Ne bir yıldız aydınlatır gecesini bir şairin parıltısıyla, ne de bir güneş aydınlatır olmayan gündüzünü..
Her gününde felaketi çağdaştıran bir sessizlik hüküm sürer, karanlık ruhunun örselenmiş kıyılarında.. Hayatı, bir kuşun kanatları altında oradan oraya savrulur. Güzellik, belindeki silahın namlusunda solar.. Adını sadece üç kişiden duymaya alışkın olan Mustafa Ali..
Nam-ı diğer Hopali!
Elindeki tesbih taşında gizlidir, sabrı.. Namındaki gücün değil, bileğindeki gücün esiridir. Dilindedir hayattaki tek amacı, tek yemini.. Hayatta kalmak için tek seçeneği var!
'Asla aşık olma!'
***
"Sen korkak adamın tekisin Mustafa Ali!" dedi, göz yaşlarını utanmadan gösteren genç kız..

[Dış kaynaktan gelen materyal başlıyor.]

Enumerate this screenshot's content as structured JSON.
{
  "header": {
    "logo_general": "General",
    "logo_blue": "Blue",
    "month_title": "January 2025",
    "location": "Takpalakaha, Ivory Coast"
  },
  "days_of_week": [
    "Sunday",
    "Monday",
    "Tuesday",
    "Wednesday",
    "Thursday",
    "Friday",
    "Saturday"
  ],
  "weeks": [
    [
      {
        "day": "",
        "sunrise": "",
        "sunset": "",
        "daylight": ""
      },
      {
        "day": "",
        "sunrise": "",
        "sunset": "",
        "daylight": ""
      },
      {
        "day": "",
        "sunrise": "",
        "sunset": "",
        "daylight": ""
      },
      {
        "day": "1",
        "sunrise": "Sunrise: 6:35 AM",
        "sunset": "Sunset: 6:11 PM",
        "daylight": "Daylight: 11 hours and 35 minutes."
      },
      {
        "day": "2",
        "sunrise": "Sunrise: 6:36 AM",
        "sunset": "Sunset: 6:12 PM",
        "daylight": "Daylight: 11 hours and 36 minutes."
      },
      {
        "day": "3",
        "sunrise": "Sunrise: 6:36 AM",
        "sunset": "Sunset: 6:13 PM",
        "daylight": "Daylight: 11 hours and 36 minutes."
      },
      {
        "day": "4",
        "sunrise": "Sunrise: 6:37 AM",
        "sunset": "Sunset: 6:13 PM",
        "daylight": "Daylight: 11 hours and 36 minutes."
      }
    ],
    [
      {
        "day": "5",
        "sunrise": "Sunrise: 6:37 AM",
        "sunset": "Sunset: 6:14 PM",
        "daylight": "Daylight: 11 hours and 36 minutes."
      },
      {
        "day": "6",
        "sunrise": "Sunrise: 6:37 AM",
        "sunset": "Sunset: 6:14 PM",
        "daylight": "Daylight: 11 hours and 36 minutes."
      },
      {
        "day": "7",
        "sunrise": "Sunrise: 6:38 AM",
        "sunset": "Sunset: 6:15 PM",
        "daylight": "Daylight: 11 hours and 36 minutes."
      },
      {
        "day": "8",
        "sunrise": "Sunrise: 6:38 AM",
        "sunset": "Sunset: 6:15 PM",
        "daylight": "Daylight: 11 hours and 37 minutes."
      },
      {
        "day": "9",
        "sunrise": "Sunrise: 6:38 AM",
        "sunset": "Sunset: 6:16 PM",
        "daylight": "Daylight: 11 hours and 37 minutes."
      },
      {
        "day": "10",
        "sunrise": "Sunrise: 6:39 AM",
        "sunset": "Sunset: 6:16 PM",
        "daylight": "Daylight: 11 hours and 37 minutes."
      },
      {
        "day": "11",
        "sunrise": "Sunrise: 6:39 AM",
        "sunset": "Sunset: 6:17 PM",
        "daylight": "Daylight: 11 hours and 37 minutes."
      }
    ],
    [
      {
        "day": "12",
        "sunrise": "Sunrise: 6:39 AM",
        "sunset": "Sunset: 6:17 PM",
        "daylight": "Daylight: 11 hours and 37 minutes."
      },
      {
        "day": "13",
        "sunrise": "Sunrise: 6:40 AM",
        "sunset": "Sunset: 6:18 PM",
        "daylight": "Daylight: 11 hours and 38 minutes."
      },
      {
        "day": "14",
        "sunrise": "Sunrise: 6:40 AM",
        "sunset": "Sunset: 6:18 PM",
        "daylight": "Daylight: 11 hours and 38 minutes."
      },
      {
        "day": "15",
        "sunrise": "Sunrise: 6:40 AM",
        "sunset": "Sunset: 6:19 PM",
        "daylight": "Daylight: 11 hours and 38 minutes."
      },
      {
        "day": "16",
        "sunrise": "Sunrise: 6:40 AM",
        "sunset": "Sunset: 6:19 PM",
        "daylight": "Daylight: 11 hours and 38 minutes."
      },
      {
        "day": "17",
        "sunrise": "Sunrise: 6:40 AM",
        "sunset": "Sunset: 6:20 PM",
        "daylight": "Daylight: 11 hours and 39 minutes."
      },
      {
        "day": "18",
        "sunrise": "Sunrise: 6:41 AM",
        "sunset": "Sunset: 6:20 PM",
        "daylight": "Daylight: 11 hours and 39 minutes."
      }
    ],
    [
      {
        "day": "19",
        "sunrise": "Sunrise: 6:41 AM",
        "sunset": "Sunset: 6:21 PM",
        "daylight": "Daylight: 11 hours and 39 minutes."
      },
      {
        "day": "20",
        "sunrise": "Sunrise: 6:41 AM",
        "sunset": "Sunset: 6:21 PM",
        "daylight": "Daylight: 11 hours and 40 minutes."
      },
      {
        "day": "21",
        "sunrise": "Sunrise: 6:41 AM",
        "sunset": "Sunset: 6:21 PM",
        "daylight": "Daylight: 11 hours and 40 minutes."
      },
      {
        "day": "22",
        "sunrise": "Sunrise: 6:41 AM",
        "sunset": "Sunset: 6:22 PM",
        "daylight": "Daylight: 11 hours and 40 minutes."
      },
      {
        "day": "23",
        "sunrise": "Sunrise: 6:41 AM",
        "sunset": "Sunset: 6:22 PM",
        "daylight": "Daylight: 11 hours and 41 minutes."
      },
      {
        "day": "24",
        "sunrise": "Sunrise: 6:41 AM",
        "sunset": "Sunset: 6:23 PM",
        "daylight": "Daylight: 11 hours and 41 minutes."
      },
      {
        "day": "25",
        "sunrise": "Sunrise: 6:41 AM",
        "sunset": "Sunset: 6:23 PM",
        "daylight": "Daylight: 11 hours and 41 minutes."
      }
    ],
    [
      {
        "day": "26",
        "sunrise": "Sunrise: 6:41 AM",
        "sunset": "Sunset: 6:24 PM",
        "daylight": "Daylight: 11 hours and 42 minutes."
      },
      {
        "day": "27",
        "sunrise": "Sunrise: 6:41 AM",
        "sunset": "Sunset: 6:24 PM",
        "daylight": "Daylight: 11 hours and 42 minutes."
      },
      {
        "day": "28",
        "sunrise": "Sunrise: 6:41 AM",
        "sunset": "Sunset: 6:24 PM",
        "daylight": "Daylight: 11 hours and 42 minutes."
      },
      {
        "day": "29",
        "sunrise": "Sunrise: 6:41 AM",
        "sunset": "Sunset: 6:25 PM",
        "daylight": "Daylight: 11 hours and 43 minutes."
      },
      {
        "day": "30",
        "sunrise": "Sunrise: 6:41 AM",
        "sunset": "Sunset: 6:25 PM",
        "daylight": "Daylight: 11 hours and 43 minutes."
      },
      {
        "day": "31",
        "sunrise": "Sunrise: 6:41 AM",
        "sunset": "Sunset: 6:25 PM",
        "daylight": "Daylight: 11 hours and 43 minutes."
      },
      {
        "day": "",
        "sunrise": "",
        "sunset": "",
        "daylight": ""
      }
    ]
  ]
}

"Sabır.." dedi. Dudaklarında hiç düşünmeden can vereceği bir gülüş belirdi adamın..
"Sabır sevdanın zekatıdır.."
Elindeki tesbihi var gücüyle koparan adam, can damarını kopardığından bihaberdi.. Bu koparış iki yüreğin ilk depremi değildi, ilk kırgınlıkları hiç değildi.. Tüm bu olanlardan daha fazla can yakması kaybedişlerin hangi kısmına dahildi? Etrafa savrulan bütün taşlar yere birer ikişer düşerken, içlerinde en değerli olanı, gözlerinin hayat verdiği zümrüt bezeli taşı kızın avuçları arasına bıraktı. Aslında bıraktığı bir taştan daha fazlasıydı.. Ettiği yeminlerini bir kenara bırakma zamanı artık gelmişti..
"Ve Allah şahidim olsun ki, sana bunu öğreteceğim!"